Trotzdem müsse man die traditionellen Heiler einbeziehen, empfiehlt Kreuels. „Gezielte Aufklärungsarbeit könnte dafür sorgen, dass sie bei akuten Fällen schneller zum Gang ins Krankenhaus raten und traditionelle Methoden eher bei vermeintlich harmlosen Fällen anwenden.“ Doch auch wenn es ein Patient mit Bisswunde ins Krankenhaus schafft, ist die richtige Behandlung noch lange nicht gewährleistet. Besonders die Wahl, Dosierung und Verabreichung von Gegengiften stellt die Me­di­zi­ne­r:in­nen und Pflegekräfte regelmäßig vor Probleme, wie eine Studie des Bernhard-Nocht-Instituts im afrikanischen Malawi nahelegt.

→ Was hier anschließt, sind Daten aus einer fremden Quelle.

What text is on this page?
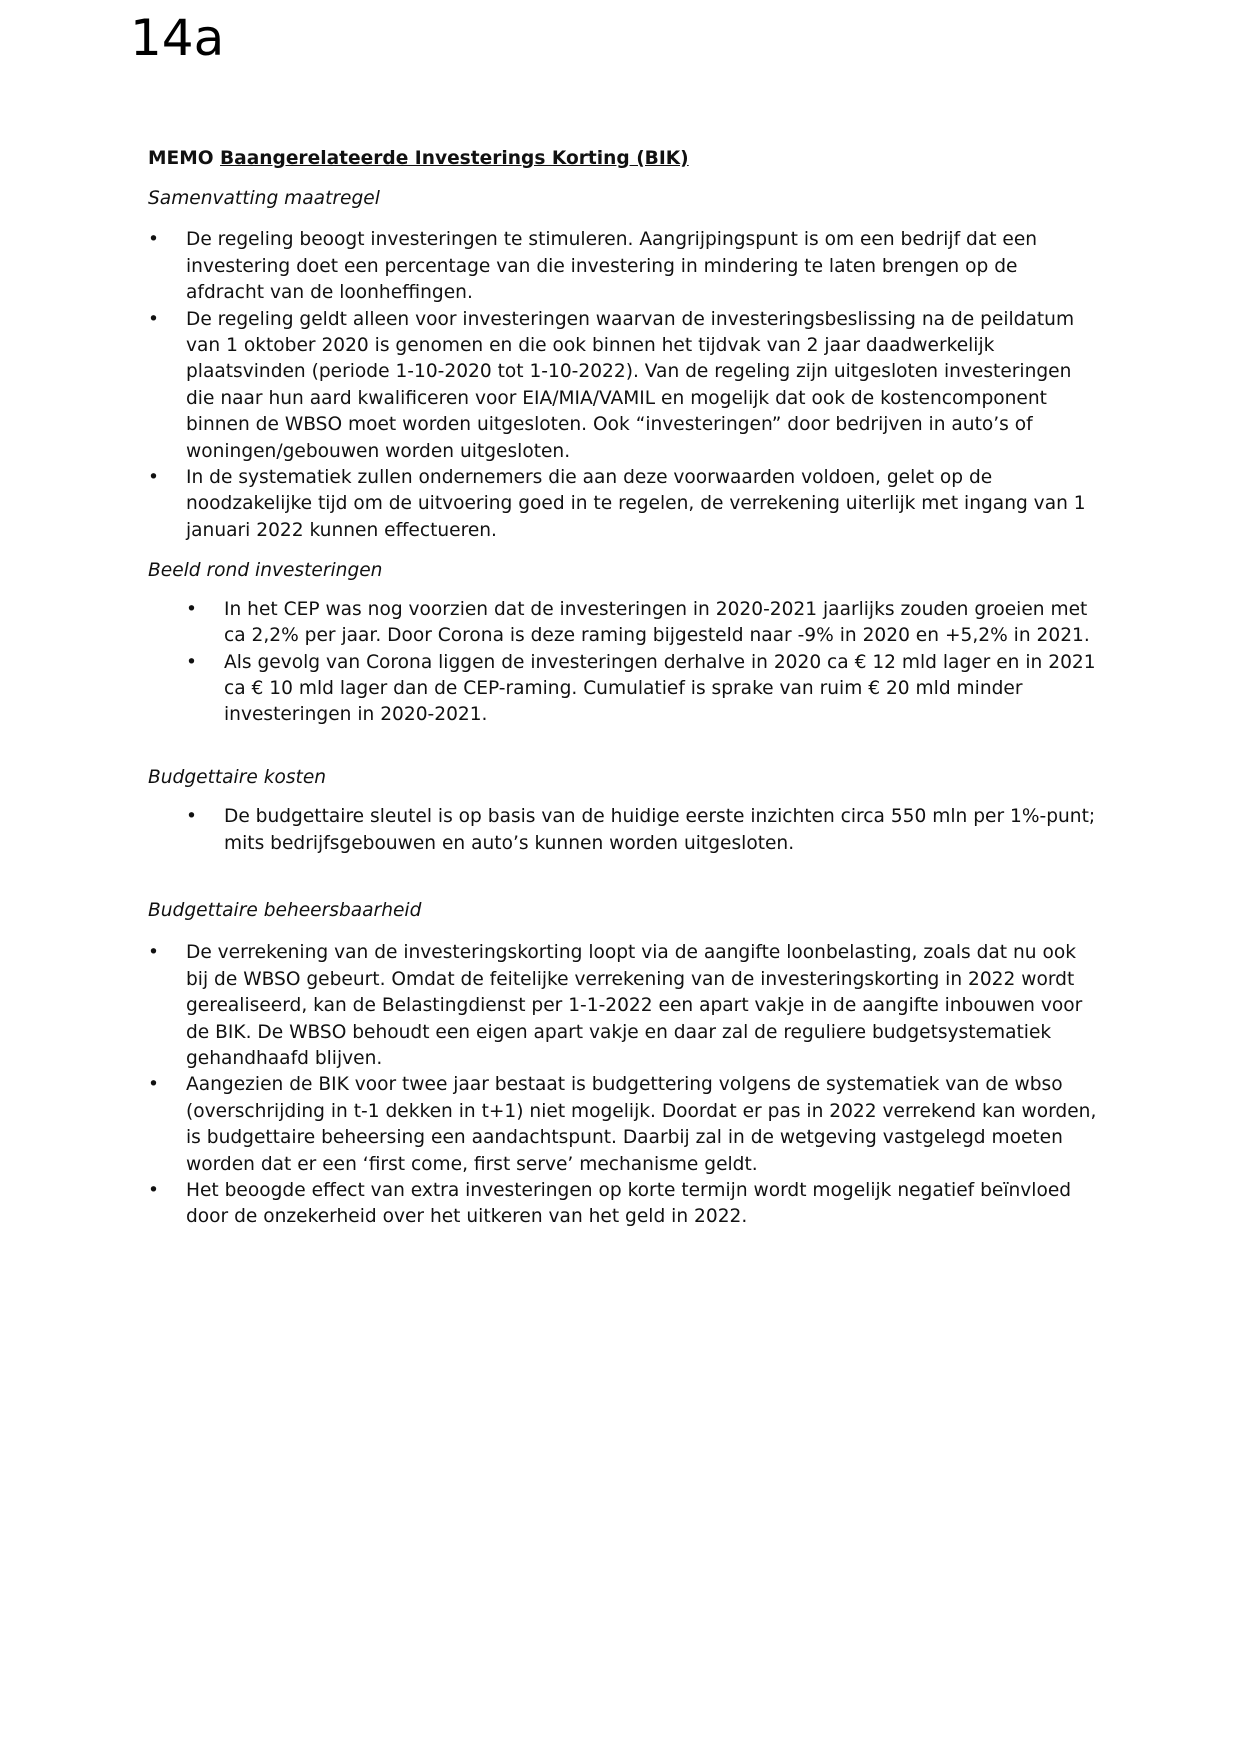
14a

MEMO Baangerelateerde Investerings Korting (BIK)

Samenvatting maatregel

• De regeling beoogt investeringen te stimuleren. Aangrijpingspunt is om een bedrijf dat een investering doet een percentage van die investering in mindering te laten brengen op de afdracht van de loonheffingen.
• De regeling geldt alleen voor investeringen waarvan de investeringsbeslissing na de peildatum van 1 oktober 2020 is genomen en die ook binnen het tijdvak van 2 jaar daadwerkelijk plaatsvinden (periode 1-10-2020 tot 1-10-2022). Van de regeling zijn uitgesloten investeringen die naar hun aard kwalificeren voor EIA/MIA/VAMIL en mogelijk dat ook de kostencomponent binnen de WBSO moet worden uitgesloten. Ook “investeringen” door bedrijven in auto’s of woningen/gebouwen worden uitgesloten.
• In de systematiek zullen ondernemers die aan deze voorwaarden voldoen, gelet op de noodzakelijke tijd om de uitvoering goed in te regelen, de verrekening uiterlijk met ingang van 1 januari 2022 kunnen effectueren.

Beeld rond investeringen

• In het CEP was nog voorzien dat de investeringen in 2020-2021 jaarlijks zouden groeien met ca 2,2% per jaar. Door Corona is deze raming bijgesteld naar -9% in 2020 en +5,2% in 2021.
• Als gevolg van Corona liggen de investeringen derhalve in 2020 ca € 12 mld lager en in 2021 ca € 10 mld lager dan de CEP-raming. Cumulatief is sprake van ruim € 20 mld minder investeringen in 2020-2021.

Budgettaire kosten

• De budgettaire sleutel is op basis van de huidige eerste inzichten circa 550 mln per 1%-punt; mits bedrijfsgebouwen en auto’s kunnen worden uitgesloten.

Budgettaire beheersbaarheid

• De verrekening van de investeringskorting loopt via de aangifte loonbelasting, zoals dat nu ook bij de WBSO gebeurt. Omdat de feitelijke verrekening van de investeringskorting in 2022 wordt gerealiseerd, kan de Belastingdienst per 1-1-2022 een apart vakje in de aangifte inbouwen voor de BIK. De WBSO behoudt een eigen apart vakje en daar zal de reguliere budgetsystematiek gehandhaafd blijven.
• Aangezien de BIK voor twee jaar bestaat is budgettering volgens de systematiek van de wbso (overschrijding in t-1 dekken in t+1) niet mogelijk. Doordat er pas in 2022 verrekend kan worden, is budgettaire beheersing een aandachtspunt. Daarbij zal in de wetgeving vastgelegd moeten worden dat er een ‘first come, first serve’ mechanisme geldt.
• Het beoogde effect van extra investeringen op korte termijn wordt mogelijk negatief beïnvloed door de onzekerheid over het uitkeren van het geld in 2022.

In den untersuchten Krankenhäusern waren oft Gegengifte vorrätig, die kaum bis gar nicht gegen die im Land vorkommenden Schlangengifte wirkten. Kein Einzelfall, wie der Tropenmediziner erklärt. „In Afrika werden so gut wie keine eigenen Gegengifte produziert, sondern zum Beispiel aus Indien importiert. Diese Gegengifte sind nicht in klinischen Studien an Menschen untersucht, und oft ist unklar, wie wirksam sie überhaupt sind.“ Um das Gift im Körper eines Patienten zu neutralisieren, braucht es oft höhere Dosen als in den Packungsbeilagen angegeben. Einheitlichere Regelungen für klinische Studien und Zulassungen sowie lokale Produktionen könnten helfen – doch auch das kostet viel Geld.

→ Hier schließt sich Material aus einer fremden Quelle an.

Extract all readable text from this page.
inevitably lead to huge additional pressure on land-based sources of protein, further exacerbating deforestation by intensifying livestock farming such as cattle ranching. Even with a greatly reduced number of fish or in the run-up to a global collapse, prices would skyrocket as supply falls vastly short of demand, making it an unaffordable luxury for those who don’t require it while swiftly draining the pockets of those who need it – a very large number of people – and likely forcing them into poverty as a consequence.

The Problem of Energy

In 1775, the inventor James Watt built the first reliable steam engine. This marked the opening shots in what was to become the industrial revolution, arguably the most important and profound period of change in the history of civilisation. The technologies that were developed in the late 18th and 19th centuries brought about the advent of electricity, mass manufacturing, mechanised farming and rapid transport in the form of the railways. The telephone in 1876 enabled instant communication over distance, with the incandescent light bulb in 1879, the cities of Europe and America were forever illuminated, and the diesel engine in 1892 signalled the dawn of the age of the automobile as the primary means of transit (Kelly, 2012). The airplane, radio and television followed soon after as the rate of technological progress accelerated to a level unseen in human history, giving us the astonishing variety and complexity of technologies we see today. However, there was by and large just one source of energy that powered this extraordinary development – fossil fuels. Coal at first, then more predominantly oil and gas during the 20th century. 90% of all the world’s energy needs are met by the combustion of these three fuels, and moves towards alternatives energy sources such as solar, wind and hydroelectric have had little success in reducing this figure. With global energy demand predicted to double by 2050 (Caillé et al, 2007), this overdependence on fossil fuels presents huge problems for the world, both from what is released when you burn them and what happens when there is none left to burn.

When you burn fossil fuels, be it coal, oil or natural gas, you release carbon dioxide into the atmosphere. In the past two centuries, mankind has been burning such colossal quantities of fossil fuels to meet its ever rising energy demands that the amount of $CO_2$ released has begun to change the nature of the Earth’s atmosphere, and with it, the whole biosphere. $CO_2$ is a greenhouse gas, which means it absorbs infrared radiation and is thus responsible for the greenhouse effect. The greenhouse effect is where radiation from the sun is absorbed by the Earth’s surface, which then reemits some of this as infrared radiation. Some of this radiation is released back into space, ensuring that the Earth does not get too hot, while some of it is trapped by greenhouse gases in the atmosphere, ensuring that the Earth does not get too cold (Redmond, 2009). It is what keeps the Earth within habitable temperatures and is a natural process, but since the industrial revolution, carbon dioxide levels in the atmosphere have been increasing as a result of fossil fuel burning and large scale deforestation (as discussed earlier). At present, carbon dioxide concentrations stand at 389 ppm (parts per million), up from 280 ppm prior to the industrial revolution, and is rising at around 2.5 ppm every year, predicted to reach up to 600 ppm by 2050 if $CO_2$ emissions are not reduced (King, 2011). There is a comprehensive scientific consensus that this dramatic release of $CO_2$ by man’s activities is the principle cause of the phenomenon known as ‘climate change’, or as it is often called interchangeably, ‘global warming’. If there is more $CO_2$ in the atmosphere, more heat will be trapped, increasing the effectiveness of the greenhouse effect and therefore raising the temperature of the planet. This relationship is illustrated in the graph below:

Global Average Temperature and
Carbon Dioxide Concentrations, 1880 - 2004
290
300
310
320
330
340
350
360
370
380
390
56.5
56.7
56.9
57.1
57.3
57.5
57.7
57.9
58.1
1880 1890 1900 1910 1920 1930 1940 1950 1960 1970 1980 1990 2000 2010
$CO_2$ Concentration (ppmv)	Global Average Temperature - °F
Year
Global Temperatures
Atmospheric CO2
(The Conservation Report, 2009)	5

Ein weiterer Punkt im Katalog der Gegenmaßnahmen ist die Entwicklung neuer, breiter wirksamer Antiseren. Die meisten Gegengifte werden noch genauso hergestellt wie vor 150 Jahren. Großen Säugetieren wie Pferden werden kleine Dosen des Giftes über mehrere Wochen gespritzt und dann die Injektionsmenge langsam gesteigert. Ähnlich wie bei einem Impfstoff bildet das Immunsystem des Tieres Antikörper, die dann nach etwa zehn Wochen aus dem Blut der Tiere gefiltert werden können. Diese Methode ist wirksam und rettet jedes Jahr viele tausend Menschenleben.

Aber es gibt auch Nachteile: Die Gegengifte sind nur begrenzt haltbar und müssen gekühlt gelagert werden. Außerdem sorgen die Proteine aus dem Pferdeblut immer wieder für allergische Reaktionen. „Besser wären synthetisch im Labor hergestellte Antiseren, die gegen die Gifte von ganzen Schlangenfamilien einer Region oder sogar eines Kontinents wirken und an den menschlichen Körper angepasst sind“, erklärt Kreuels.

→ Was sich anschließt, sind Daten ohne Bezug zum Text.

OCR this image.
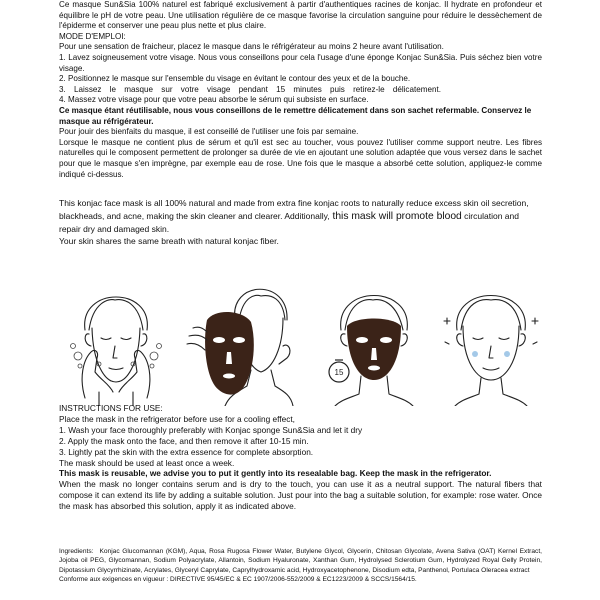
Ce masque Sun&Sia 100% naturel est fabriqué exclusivement à partir d'authentiques racines de konjac. Il hydrate en profondeur et équilibre le pH de votre peau. Une utilisation régulière de ce masque favorise la circulation sanguine pour réduire le dessèchement de l'épiderme et conserver une peau plus nette et plus claire.

MODE D'EMPLOI:

Pour une sensation de fraicheur, placez le masque dans le réfrigérateur au moins 2 heure avant l'utilisation.

1. Lavez soigneusement votre visage. Nous vous conseillons pour cela l'usage d'une éponge Konjac Sun&Sia. Puis séchez bien votre visage.

2. Positionnez le masque sur l'ensemble du visage en évitant le contour des yeux et de la bouche.

3. Laissez le masque sur votre visage pendant 15 minutes puis retirez-le délicatement.

4. Massez votre visage pour que votre peau absorbe le sérum qui subsiste en surface.

Ce masque étant réutilisable, nous vous conseillons de le remettre délicatement dans son sachet refermable. Conservez le masque au réfrigérateur.

Pour jouir des bienfaits du masque, il est conseillé de l'utiliser une fois par semaine.

Lorsque le masque ne contient plus de sérum et qu'il est sec au toucher, vous pouvez l'utiliser comme support neutre. Les fibres naturelles qui le composent permettent de prolonger sa durée de vie en ajoutant une solution adaptée que vous versez dans le sachet pour que le masque s'en imprègne, par exemple eau de rose. Une fois que le masque a absorbé cette solution, appliquez-le comme indiqué ci-dessus.

This konjac face mask is all 100% natural and made from extra fine konjac roots to naturally reduce excess skin oil secretion, blackheads, and acne, making the skin cleaner and clearer. Additionally, this mask will promote blood circulation and repair dry and damaged skin.

Your skin shares the same breath with natural konjac fiber.

15

INSTRUCTIONS FOR USE:

Place the mask in the refrigerator before use for a cooling effect,

1. Wash your face thoroughly preferably with Konjac sponge Sun&Sia and let it dry

2. Apply the mask onto the face, and then remove it after 10-15 min.

3. Lightly pat the skin with the extra essence for complete absorption.

The mask should be used at least once a week.

This mask is reusable, we advise you to put it gently into its resealable bag. Keep the mask in the refrigerator.

When the mask no longer contains serum and is dry to the touch, you can use it as a neutral support. The natural fibers that compose it can extend its life by adding a suitable solution. Just pour into the bag a suitable solution, for example: rose water. Once the mask has absorbed this solution, apply it as indicated above.

Ingredients: Konjac Glucomannan (KGM), Aqua, Rosa Rugosa Flower Water, Butylene Glycol, Glycerin, Chitosan Glycolate, Avena Sativa (OAT) Kernel Extract, Jojoba oil PEG, Glycomannan, Sodium Polyacrylate, Allantoin, Sodium Hyaluronate, Xanthan Gum, Hydrolysed Sclerotium Gum, Hydrolyzed Royal Gelly Protein, Dipotassium Glycyrrhizinate, Acrylates, Glyceryl Caprylate, Caprylhydroxamic acid, Hydroxyacetophenone, Disodium edta, Panthenol, Portulaca Oleracea extract

Conforme aux exigences en vigueur : DIRECTIVE 95/45/EC & EC 1907/2006-552/2009 & EC1223/2009 & SCCS/1564/15.
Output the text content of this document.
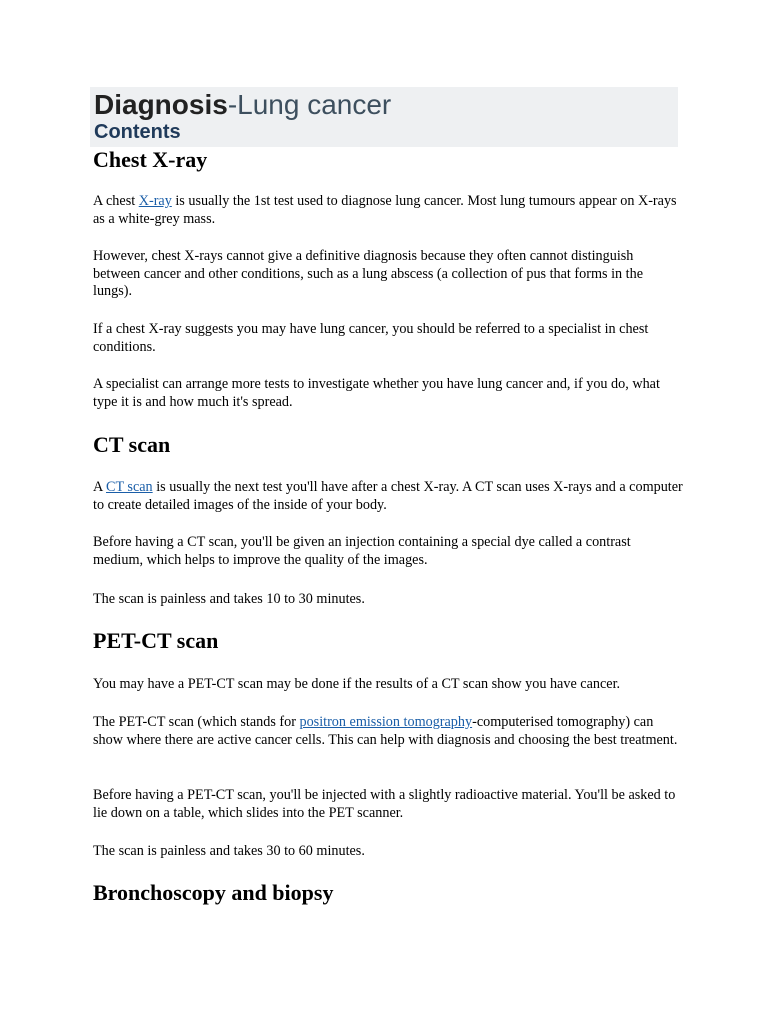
Diagnosis-Lung cancer
Contents
Chest X-ray

A chest X-ray is usually the 1st test used to diagnose lung cancer. Most lung tumours appear on X-rays as a white-grey mass.

However, chest X-rays cannot give a definitive diagnosis because they often cannot distinguish between cancer and other conditions, such as a lung abscess (a collection of pus that forms in the lungs).

If a chest X-ray suggests you may have lung cancer, you should be referred to a specialist in chest conditions.

A specialist can arrange more tests to investigate whether you have lung cancer and, if you do, what type it is and how much it's spread.

CT scan

A CT scan is usually the next test you'll have after a chest X-ray. A CT scan uses X-rays and a computer to create detailed images of the inside of your body.

Before having a CT scan, you'll be given an injection containing a special dye called a contrast medium, which helps to improve the quality of the images.

The scan is painless and takes 10 to 30 minutes.

PET-CT scan

You may have a PET-CT scan may be done if the results of a CT scan show you have cancer.

The PET-CT scan (which stands for positron emission tomography-computerised tomography) can show where there are active cancer cells. This can help with diagnosis and choosing the best treatment.

Before having a PET-CT scan, you'll be injected with a slightly radioactive material. You'll be asked to lie down on a table, which slides into the PET scanner.

The scan is painless and takes 30 to 60 minutes.

Bronchoscopy and biopsy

Hoffnung durch bereits existierende Medikamente

Erste Erfolge gibt es bereits: Ein internationales Forscherteam hat den künstlichen Antikörper 95Mat5 entwickelt, der in Tierversuchen wirksam gegen das Nervengift vieler Giftnattern wie Kobras oder Mambas ist. Der Antikörper blockiert ihr Toxin gezielt und könnte so ein breit einsetzbares Gegengift werden. Da 95Mat5 noch nicht gegen alle Schlangengifte, etwa von Vipern, wirkt, suchen die Forschenden nun nach weiteren Antikörpern, um möglichst alle wichtigen Giftkomponenten abzudecken.

Ein weiterer vielversprechender Ansatz kommt aus Großbritannien. Forschende haben herausgefunden, dass bestimmte bereits zugelassene Medikamente wie Dimercaptopropansulfonsäure (DMPS) Enzyme im Schlangengift blockieren und so in Tierversuchen Leben retten können. Diese Wirkstoffe werden bisher bei Schwermetallvergiftungen eingesetzt und binden Zink-Ionen, die viele Schlangengifte für ihre toxische Wirkung benötigen.

„Da die Medikamente bereits auf dem Markt sind, könnten sie schneller als neue Antiseren eingesetzt werden“, sagt Kreuels. Sie sind außerdem günstiger, in guter Qualität verfügbar und müssen im Gegensatz zu Schlangengiften nicht gekühlt werden. Theoretisch könnten die Tabletten damit auch zu den Heilern in entlegene Dörfer gebracht werden und dort Menschenleben vor Ort retten. Die ersten hoffnungsvollen Ergebnisse sollen nun in klinischen Studien am Menschen bestätigt werden.